Our study of noninferiority and equivalence trial reports has some limitations. First, the sample of studied reports may not be exhaustive: some trials planned with a noninferiority or equivalence aim may have been missed even though we used standard key words. Second, because we studied reports, we were unable to detect trials planned as superiority trials and secondarily reported as noninferiority or equivalence trials after failure to demonstrate superiority. We suspect that some of the articles correspond to this scenario. Discrepancies may exist between the reports and the actual protocol used,^17- 19 and some deficiencies may be due only to poor reporting (eg, the absence of elements needed for sample size calculation).

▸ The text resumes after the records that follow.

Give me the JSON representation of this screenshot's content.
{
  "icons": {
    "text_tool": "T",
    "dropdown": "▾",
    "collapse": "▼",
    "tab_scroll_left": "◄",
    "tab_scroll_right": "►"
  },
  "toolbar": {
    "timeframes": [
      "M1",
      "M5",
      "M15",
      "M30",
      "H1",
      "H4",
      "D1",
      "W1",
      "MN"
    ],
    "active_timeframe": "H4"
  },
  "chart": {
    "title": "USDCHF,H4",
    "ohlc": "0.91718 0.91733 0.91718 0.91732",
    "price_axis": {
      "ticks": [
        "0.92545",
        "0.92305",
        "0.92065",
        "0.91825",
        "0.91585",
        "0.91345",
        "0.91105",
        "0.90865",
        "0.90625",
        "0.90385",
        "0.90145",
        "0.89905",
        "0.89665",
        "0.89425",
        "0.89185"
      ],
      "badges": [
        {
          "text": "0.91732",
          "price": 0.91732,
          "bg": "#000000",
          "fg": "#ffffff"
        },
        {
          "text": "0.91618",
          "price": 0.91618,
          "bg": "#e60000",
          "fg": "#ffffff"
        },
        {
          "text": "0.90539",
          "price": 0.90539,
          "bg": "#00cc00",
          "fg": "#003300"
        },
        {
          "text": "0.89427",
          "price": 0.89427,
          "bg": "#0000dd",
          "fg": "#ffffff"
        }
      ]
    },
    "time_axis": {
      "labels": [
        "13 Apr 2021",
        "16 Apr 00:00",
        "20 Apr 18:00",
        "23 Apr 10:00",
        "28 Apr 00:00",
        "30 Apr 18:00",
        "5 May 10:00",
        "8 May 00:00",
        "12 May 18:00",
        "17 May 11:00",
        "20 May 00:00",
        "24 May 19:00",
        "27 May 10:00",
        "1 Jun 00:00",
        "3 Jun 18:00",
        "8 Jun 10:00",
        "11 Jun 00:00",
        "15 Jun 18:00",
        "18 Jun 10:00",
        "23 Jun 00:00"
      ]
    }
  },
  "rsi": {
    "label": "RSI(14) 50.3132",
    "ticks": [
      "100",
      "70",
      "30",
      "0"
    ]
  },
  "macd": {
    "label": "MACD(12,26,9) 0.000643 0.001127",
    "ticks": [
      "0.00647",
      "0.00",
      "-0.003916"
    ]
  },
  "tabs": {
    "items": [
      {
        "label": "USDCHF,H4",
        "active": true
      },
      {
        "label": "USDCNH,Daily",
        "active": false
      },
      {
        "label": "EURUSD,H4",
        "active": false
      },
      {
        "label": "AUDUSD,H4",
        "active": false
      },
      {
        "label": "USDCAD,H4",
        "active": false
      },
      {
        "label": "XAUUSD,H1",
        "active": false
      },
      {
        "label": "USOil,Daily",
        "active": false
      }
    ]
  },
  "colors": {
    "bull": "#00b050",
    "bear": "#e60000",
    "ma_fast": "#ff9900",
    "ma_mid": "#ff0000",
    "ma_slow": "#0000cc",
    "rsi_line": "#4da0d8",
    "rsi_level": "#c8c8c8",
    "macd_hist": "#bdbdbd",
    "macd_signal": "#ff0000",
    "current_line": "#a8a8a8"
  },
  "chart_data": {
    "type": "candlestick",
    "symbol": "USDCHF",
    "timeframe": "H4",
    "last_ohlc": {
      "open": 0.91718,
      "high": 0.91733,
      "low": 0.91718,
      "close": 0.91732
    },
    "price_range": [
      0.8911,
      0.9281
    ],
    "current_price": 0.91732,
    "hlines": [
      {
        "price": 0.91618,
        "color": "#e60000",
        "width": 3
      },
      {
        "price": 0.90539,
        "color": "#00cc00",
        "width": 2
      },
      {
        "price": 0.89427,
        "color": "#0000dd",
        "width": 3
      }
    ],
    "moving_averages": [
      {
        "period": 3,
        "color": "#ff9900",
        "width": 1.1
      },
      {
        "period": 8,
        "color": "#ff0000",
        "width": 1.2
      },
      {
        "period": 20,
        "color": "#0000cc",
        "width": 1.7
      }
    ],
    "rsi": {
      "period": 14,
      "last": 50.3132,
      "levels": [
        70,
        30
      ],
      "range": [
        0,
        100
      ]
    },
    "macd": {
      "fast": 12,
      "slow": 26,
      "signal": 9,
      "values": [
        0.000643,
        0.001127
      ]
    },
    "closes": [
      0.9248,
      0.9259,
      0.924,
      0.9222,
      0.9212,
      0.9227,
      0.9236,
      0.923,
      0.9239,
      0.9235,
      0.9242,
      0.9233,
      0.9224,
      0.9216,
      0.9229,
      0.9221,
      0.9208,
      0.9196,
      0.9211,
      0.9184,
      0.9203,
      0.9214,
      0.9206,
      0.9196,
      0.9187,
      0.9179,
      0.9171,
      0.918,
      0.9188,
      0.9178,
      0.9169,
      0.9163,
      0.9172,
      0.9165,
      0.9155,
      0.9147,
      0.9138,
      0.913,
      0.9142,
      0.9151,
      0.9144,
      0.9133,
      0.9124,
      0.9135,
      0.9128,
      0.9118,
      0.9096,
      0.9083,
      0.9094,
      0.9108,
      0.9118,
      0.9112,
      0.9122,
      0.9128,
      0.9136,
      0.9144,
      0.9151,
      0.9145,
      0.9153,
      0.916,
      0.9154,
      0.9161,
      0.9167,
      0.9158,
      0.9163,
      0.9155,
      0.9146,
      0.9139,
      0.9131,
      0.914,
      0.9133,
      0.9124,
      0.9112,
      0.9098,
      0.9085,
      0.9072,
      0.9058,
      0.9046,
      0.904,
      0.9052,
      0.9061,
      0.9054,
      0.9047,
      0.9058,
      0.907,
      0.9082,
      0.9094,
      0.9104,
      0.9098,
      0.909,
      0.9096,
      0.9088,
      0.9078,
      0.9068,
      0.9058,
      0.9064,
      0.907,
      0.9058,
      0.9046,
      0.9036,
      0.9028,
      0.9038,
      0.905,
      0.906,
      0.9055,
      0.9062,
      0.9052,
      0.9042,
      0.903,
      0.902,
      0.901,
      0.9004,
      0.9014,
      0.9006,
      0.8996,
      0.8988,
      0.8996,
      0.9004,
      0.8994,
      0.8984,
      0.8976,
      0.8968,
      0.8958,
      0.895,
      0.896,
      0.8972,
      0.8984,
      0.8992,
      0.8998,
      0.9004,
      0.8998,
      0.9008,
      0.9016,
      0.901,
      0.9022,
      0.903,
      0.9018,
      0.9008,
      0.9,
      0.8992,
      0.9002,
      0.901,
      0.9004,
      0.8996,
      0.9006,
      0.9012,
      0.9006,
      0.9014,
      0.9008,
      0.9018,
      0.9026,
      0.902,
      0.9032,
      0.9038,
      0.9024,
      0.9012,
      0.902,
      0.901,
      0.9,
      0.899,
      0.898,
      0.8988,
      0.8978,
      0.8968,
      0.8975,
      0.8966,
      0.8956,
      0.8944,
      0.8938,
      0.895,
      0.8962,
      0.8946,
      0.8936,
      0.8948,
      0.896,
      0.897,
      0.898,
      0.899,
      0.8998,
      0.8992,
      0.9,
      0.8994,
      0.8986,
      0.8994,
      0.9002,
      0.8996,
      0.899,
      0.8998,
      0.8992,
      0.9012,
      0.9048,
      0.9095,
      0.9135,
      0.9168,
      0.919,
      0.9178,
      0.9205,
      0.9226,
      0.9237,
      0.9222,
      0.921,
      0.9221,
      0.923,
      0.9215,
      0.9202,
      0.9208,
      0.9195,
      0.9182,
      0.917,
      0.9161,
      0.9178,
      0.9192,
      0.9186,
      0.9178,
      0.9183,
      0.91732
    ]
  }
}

In conclusion, our findings highlight the need for improved planning, analysis, and reporting of randomized controlled trials of noninferiority and equivalence. To improve the planning and reporting of such trials, we present practical recommendations to help researchers enhance the methodologic quality and the reporting of noninferiority and equivalence trials (Table 3). We moreover stress the importance of drawing a conclusion by comparing the obtained results with the prespecified margin, which is mainly a guideline, and to use a standard vocabulary, thus avoiding potentially misleading conclusions.